Senior Affairs Director Sara Landry spoke of the senior center’s current plight, referring to several photographs taken during the center’s busiest times. 
Landry said the center has around 445 members and has significantly grown since she began her position nine years ago. 
“We could never accommodate all of them at once,” she said, noting that on most days, around 50 local seniors visit the center. 
When the center is hosting a special event, such as the annual Thanksgiving dinner held each November, parking can get pretty precarious. 
“During that time our parking is absolutely stretched: people have to park on side streets, on Mammoth Road. It’s dangerous: sometimes you can’t even exit your vehicle,” Landry said. “It gets really unsafe for seniors.” 
By Landry’s estimations, the space where the fire station stands could be made into about 30 additional parking spaces. Right now, the center has 27 parking spaces, including five spaces along Old Mammoth Road and two handicapped spaces. 
Two of the center’s spaces, one handicapped and one regular, currently cannot be used on Fridays due to trash pick-up. 
“What I’m asking you to do is think about what else can be considered history: There’s living history in our seniors,” Landry continued. “Our seniors are really important, and I think their needs right now outweigh the needs to keep a building that’s really in disrepair.” 
When North Fire Station was vacated last month and the Londonderry Fire Department moved its operations to a new facility at 20 Grenier Field Road, Town Manager David Caron asked Senior Building Inspector Richard Canuel to conduct an analysis of the aging structure, which predates the town’s current building codes. 

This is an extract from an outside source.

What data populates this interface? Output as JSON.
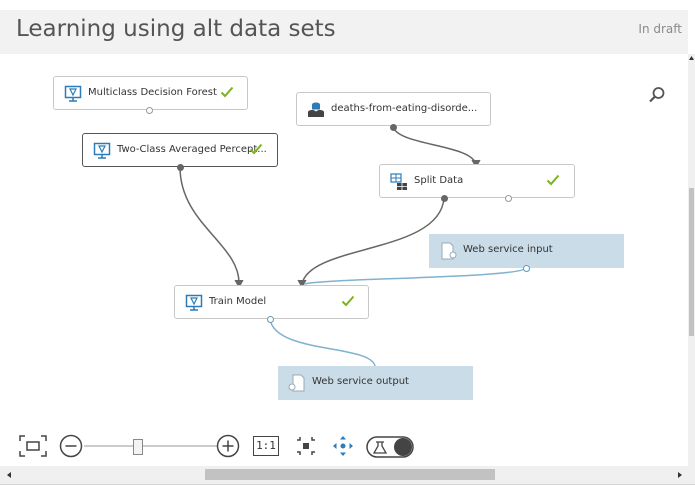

“We haven’t estimated repairs because the costs would be astronomical,” Caron said. Canuel agreed. 
“I’ve got to say, that building is terribly unsafe. It was unsafe when firefighters were there,” he said, listing faulty wiring, open electrical connections, penetrated firewalls and openings in the ceiling of its apparatus bay that’s been allowing combustion to seep into the former living spaces among major concerns. 
“I don’t want to fault anyone who volunteered at the time, but it’s certainly obvious volunteers built it,” Canuel added. “I could not, in good conscience, issue a CO for that building, not in the condition it’s in.” 
Resident Remi Fortin, one of the volunteers who helped build the station many years ago, was one of the few to speak in favor of keeping the structure standing. 
“It meant something to me; it does have significance to the people I worked with,” Fortin said. “This is a good building, a sound building.” 
Resident Curtis Penning, a local construction worker, said he’d initially considered restoring the building on a volunteer basis in hopes of using it as a tool shop, but after hearing Canuel’s assessment of the structure, changed his tune. 
“Seeing this priority (for senior center parking), I’m going to withdraw,” he said.